The WATCHMAN taps.[19]

Doctor, don’t you have any brothers?

LVOV. No.

ANNA PETROVNA sobs.

Well, what is it now? What’s wrong with you?

ANNA PETROVNA (rises). I can’t help it, Doctor, I’m going to go over there . . .

LVOV. Over where?

ANNA PETROVNA. Where he is . . . I’ll drive over there . . . Have them harness the horses . . . (Runs into the house.)

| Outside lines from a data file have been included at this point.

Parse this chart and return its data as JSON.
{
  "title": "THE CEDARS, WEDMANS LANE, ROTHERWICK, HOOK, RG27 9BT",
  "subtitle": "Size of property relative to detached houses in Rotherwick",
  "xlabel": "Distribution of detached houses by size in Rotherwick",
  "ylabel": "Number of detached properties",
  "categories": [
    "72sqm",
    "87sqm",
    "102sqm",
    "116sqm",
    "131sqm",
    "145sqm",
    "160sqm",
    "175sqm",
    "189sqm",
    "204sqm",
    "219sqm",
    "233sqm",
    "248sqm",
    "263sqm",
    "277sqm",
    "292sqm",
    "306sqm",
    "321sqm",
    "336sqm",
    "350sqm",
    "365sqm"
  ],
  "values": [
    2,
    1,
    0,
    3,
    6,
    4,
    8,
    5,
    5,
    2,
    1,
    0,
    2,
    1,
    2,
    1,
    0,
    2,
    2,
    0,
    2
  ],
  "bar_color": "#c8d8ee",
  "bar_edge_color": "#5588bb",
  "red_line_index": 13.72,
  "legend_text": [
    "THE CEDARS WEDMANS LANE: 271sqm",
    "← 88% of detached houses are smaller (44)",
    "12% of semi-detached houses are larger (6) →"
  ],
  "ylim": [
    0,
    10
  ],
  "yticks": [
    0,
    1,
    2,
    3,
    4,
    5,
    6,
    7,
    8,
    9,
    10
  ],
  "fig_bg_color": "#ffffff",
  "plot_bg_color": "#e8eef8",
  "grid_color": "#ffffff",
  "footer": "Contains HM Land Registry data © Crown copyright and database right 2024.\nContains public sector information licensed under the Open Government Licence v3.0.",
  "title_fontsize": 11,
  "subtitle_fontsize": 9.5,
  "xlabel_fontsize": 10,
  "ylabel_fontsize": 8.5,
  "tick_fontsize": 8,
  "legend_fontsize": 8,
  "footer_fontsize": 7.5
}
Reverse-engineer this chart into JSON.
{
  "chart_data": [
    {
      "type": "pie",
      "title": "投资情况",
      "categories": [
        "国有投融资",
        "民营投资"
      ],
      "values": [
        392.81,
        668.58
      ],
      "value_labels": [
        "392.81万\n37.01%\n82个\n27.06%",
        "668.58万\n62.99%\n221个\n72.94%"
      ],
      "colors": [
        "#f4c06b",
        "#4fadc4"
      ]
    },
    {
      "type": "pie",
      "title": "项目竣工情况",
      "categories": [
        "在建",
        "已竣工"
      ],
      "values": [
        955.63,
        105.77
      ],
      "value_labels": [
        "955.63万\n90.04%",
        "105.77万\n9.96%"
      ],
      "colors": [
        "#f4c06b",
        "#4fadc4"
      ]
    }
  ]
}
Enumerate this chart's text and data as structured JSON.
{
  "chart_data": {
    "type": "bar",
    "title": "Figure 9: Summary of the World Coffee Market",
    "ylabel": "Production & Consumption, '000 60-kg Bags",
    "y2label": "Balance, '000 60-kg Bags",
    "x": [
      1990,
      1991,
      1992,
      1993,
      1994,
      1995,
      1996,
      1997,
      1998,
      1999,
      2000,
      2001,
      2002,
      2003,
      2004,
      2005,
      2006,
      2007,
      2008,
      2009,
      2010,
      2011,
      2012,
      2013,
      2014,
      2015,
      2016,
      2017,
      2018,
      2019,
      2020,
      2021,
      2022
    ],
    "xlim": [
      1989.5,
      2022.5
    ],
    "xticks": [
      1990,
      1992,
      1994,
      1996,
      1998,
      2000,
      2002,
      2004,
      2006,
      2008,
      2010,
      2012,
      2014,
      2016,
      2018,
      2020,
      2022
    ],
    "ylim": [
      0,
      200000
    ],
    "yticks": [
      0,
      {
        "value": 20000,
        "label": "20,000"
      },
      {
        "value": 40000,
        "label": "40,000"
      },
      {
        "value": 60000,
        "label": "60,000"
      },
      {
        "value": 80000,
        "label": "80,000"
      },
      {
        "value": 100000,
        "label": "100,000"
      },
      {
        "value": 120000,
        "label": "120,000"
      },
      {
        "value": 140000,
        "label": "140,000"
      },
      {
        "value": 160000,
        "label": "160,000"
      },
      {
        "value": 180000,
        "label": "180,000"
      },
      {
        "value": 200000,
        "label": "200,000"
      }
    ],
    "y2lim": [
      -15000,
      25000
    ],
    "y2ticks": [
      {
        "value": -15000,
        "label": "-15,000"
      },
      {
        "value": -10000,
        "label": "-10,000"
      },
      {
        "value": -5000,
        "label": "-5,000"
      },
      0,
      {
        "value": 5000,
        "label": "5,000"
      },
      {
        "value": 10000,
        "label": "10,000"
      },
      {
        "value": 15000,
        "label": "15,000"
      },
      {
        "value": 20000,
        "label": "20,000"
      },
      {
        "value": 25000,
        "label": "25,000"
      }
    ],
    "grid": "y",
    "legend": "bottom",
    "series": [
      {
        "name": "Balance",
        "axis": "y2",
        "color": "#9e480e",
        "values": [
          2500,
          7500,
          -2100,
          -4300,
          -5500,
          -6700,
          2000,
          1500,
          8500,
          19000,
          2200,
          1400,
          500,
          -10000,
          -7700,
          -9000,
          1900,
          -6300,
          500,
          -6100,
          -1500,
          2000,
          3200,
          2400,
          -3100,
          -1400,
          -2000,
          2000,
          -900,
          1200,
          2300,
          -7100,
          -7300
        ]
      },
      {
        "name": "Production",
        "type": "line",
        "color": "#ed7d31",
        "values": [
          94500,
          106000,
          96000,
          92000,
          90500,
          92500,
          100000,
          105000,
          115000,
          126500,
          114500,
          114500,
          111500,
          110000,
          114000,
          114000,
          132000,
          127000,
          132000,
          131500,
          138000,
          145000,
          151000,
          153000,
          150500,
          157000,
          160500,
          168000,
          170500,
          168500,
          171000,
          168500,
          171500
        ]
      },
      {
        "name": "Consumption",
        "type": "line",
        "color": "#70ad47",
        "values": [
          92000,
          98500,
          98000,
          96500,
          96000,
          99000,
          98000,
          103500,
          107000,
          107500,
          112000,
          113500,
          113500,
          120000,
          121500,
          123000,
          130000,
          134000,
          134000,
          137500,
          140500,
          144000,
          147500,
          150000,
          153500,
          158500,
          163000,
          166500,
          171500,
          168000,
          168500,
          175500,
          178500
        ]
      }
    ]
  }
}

LVOV. No, I definitely refuse to practice under such conditions! It’s not bad enough that they don’t pay me a penny, but they also turn my feelings inside-out! . . . No, I refuse! Enough is enough! . . . (Goes into the house.)

Curtain

ACT TWO

A reception room in the Lebedevs’ house; there is an entry directly into the garden; doors right and left. Antique, expensive furniture. A chandelier, candelabrums, and pictures, all under dustcovers.[20]

I

ZINAIDA SAVISHNA, FIRST GUEST, SECOND GUEST, THIRD GUEST, KOSYKH, AVDOTYA NAZAROVNA, YEGORUSHKA, GAVRILA, MAID-SERVANT, OLD LADY GUESTS, YOUNG LADIES, and BABAKINA.

ZINAIDA SAVISHNA is sitting on a sofa. On both sides of her in armchairs are OLD LADY GUESTS; on straight chairs the YOUNG PEOPLE. In the distance, near the entry to the garden, people are playing cards;[21] among the players: KOSYKH, AVDOTYA NAZAROVNA, and YEGORUSHKA. GAVRILA is standing by the door at right; the MAID-SERVANT is handing round a tray of sweetmeats. Throughout the whole act guests circulate from the garden to the door at right and back again. BABAKINA enters through the door at right and heads for Zinaida Savishna.